In 2006, Smereczynsky tried again in federal court. He planned to argue that the city of Gainesville violated a federal interstate commerce law. However, the judge declined to hear the case, saying Smereczynsky did not have the legal standing to raise the claim.

The house still sits unfinished on the main road in the Waters Edge subdivision, almost three years later. "I owe $300,000 on a home I can't build," Smereczynsky said.

In the past, the Water's Edge homeowner's association said it wanted the home removed. The city ordered its removal, but is waiting on the final court ruling to force the removal.

J.P Patton, who lives across from the unfinished house, claims the unfinished house is keeping him from selling his home, which has been on the market for a year now. "I could have sold it if that house hadn't been sitting there," Patton said.

Patton admits he does not know much about modular homes. "I don't know whether they're good or bad," Patton said. "I've never been in the house, to tell you the truth."

Smereczynsky says that modular homes are good. He claims their construction is better for the environment, and their construction is better than site-built homes.

Smereczynsky said most people confuse modular homes with mobile homes, because both are built in a factory. Smereczynsky said he is building a $7 million, 22,000-square-foot modular home in Fulton County, with no objections from any local authorities or homeowner's associations. "There are no wheels under this house," Smereczynsky said. "We just built it different."

Still, Patton says he wants the house, and the unsightly retaining wall in front of the house, removed.
"That wall's ugly as everything," Patton said.

Butler argues even though the federal judge did not hear the case, the city of Gainesville did violate the interstate commerce clause. Butler says the city's zoning ordinances are designed to protect local builders and discriminate against out-of-state builders.

"By saying ‘no' to factory-built houses, the city of Gainesville is discriminating against all out of county commerce," Butler said.

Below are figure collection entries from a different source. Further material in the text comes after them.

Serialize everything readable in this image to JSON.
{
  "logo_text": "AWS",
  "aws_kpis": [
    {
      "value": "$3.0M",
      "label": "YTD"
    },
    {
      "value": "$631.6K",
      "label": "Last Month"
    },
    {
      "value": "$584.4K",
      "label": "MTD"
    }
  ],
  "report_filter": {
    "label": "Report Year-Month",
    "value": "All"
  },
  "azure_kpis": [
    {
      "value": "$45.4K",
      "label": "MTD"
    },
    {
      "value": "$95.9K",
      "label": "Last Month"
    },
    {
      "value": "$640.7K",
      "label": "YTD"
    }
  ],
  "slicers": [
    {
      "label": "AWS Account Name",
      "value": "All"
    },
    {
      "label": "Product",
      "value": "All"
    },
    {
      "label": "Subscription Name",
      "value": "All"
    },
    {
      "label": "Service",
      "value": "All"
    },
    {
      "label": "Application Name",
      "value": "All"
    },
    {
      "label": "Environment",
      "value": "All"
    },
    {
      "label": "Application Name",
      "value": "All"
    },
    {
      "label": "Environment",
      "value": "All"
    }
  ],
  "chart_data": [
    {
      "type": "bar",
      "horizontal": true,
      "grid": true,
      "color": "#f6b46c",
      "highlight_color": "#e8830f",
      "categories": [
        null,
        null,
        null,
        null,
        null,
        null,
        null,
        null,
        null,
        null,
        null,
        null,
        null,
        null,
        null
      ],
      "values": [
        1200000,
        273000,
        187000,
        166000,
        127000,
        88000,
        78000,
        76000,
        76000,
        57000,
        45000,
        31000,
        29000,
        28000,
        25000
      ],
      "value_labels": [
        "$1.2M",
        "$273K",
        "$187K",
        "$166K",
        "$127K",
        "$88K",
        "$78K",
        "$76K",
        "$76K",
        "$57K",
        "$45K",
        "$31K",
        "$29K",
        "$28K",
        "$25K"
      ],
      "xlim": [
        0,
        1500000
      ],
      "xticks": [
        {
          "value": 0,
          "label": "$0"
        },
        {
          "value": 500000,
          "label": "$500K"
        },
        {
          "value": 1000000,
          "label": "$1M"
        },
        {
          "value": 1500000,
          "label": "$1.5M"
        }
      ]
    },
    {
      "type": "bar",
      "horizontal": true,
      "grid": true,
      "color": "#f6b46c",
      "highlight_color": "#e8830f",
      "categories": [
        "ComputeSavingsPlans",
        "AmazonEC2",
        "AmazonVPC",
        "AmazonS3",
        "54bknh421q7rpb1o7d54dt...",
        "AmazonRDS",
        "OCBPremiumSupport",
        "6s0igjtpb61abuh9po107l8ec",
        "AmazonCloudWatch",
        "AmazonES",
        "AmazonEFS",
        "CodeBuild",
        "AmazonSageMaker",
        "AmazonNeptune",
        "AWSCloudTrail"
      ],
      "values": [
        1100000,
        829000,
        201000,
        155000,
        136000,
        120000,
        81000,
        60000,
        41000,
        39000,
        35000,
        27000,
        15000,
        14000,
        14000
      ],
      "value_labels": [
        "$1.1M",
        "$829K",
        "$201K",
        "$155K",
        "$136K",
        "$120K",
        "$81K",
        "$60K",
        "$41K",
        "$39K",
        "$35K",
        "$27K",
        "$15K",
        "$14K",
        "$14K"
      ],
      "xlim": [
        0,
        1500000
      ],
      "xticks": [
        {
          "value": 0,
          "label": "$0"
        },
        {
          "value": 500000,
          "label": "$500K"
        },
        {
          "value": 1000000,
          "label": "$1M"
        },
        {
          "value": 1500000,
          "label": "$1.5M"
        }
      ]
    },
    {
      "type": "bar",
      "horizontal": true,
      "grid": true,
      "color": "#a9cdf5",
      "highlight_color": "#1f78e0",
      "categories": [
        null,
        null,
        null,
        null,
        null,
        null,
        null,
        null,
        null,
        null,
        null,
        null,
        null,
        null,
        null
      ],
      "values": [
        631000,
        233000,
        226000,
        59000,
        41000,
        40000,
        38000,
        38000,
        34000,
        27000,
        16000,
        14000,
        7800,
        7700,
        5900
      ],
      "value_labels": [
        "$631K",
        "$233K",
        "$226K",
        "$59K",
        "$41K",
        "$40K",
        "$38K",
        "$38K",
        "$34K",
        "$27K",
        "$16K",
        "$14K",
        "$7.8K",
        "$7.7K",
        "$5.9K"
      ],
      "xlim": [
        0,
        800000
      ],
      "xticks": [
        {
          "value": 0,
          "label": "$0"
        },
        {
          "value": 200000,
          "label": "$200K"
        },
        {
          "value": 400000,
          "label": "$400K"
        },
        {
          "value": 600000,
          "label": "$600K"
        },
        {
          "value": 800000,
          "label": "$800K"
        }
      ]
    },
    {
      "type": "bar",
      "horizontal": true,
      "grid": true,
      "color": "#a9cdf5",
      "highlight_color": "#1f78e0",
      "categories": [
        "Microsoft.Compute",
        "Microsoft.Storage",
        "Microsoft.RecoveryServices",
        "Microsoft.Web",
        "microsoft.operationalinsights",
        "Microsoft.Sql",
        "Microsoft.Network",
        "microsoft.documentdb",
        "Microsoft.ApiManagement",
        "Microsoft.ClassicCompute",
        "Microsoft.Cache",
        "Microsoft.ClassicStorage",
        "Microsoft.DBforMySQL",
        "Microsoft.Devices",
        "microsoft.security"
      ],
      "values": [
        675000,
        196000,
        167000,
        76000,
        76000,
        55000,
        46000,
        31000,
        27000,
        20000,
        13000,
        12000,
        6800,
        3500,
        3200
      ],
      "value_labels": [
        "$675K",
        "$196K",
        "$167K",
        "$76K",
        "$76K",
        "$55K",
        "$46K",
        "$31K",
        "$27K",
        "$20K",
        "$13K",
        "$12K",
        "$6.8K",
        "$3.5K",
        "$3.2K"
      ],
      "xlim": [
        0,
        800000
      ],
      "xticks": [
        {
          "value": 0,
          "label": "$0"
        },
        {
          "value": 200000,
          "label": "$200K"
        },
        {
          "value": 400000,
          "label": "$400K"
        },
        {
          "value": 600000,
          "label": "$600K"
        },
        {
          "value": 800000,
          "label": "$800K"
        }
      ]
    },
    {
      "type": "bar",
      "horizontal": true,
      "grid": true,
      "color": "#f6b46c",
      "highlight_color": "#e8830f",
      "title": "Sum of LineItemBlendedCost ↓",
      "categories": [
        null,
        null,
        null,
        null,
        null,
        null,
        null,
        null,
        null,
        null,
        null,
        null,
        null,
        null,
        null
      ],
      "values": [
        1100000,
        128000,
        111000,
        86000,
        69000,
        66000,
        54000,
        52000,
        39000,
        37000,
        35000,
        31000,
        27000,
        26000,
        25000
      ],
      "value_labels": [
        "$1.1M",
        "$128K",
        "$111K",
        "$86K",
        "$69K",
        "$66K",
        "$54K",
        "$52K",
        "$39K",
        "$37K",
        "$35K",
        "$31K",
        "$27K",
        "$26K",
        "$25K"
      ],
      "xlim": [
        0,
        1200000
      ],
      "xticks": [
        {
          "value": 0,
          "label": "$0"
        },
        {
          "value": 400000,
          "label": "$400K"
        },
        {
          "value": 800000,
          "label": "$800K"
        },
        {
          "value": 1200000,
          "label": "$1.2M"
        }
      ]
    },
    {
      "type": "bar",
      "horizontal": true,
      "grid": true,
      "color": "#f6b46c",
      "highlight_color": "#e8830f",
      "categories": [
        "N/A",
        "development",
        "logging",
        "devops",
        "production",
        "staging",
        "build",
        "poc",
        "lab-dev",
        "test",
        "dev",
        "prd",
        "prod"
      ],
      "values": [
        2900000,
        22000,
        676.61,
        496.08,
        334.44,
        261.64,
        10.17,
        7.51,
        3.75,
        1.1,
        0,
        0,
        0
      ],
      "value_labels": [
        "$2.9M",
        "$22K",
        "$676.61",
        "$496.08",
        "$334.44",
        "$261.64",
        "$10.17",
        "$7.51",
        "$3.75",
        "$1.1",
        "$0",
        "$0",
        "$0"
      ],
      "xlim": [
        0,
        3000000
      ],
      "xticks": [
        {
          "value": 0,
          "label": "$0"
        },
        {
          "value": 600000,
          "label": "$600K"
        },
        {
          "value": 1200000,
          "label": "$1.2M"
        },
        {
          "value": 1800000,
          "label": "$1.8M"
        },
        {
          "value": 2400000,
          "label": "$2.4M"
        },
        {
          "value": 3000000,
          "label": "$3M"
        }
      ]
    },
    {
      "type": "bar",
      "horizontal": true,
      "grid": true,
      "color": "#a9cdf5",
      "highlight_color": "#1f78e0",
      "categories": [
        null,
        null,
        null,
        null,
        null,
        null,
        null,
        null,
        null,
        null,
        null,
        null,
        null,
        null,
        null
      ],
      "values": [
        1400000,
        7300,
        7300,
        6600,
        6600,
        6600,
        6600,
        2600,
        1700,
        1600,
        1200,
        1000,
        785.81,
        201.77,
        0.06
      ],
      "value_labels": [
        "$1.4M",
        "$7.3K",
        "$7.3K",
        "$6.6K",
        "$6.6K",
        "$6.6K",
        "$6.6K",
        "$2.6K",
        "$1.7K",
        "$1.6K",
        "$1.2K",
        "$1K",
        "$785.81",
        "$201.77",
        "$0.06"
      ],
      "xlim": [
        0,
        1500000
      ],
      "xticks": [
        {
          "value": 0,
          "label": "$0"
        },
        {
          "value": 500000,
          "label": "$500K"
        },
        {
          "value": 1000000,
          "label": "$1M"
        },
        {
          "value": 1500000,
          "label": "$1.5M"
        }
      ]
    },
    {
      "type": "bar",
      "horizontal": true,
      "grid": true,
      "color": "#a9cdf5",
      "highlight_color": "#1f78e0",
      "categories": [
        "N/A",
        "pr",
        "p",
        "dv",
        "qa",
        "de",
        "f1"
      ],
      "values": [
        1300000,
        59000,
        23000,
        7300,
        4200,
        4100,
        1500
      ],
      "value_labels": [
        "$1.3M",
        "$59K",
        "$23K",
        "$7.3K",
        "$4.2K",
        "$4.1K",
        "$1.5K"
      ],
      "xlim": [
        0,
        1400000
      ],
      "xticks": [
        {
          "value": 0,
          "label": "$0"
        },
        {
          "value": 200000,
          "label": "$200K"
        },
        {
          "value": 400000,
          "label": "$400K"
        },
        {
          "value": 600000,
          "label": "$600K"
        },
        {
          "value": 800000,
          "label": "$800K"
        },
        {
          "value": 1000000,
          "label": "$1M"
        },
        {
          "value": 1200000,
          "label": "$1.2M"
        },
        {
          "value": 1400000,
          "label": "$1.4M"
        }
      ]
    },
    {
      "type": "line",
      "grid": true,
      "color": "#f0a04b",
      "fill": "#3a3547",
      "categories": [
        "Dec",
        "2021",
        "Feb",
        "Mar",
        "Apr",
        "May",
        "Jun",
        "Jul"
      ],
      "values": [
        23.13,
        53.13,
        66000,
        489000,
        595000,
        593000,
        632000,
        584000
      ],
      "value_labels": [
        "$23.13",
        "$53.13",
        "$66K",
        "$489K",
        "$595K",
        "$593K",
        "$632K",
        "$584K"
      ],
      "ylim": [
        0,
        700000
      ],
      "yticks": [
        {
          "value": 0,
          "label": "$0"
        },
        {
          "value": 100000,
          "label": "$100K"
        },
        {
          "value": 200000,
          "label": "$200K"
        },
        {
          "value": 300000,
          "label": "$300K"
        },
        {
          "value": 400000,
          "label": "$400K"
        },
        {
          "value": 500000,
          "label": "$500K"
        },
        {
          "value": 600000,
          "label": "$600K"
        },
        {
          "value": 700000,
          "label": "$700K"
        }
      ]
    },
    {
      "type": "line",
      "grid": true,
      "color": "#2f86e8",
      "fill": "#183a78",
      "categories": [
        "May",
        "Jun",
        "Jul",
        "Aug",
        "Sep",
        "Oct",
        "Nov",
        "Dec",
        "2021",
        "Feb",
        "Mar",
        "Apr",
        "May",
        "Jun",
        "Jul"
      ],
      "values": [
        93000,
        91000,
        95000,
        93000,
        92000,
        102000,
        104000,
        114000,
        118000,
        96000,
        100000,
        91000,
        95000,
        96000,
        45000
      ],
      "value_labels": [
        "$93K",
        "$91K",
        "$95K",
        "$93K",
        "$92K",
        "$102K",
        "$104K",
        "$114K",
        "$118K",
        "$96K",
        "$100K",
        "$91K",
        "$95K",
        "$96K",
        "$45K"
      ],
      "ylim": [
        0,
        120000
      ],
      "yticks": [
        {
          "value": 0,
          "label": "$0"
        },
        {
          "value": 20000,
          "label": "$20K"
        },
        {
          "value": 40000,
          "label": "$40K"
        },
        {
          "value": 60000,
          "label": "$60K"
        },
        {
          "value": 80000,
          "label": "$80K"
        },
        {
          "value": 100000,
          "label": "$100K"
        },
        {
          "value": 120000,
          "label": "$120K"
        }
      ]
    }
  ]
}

Smereczynsky's new complaint is not very different from his previous cases -- he's still arguing the same federal and state claims -- but this time, he has a little more support. Butler said he has obtained an affidavit from the assistant commissioner of the Department of Community Affairs that is supported by the state's Attorney General's office. The DCA has expressed its support of Smereczynsky's case in the past. In 2005, Commissioner Mike Beatty sent a letter to then-mayor George Wangemann, asking the city to reconsider its position on the matter of homes not built on site.

However, the city maintains the same position it has for the past three years, Maine said. It may take a while for the new lawsuit to be heard in Superior Court. The city's attorneys have until Jan. 25th to respond to the complaint.

Maine said she advised city officials that regardless of the winner of this round, there likely will be an appeal. "It could be another couple of years (before the case is resolved)," said Maine. "Which is unacceptable to everyone involved."

"But there's not much we can do about it from a legal standpoint."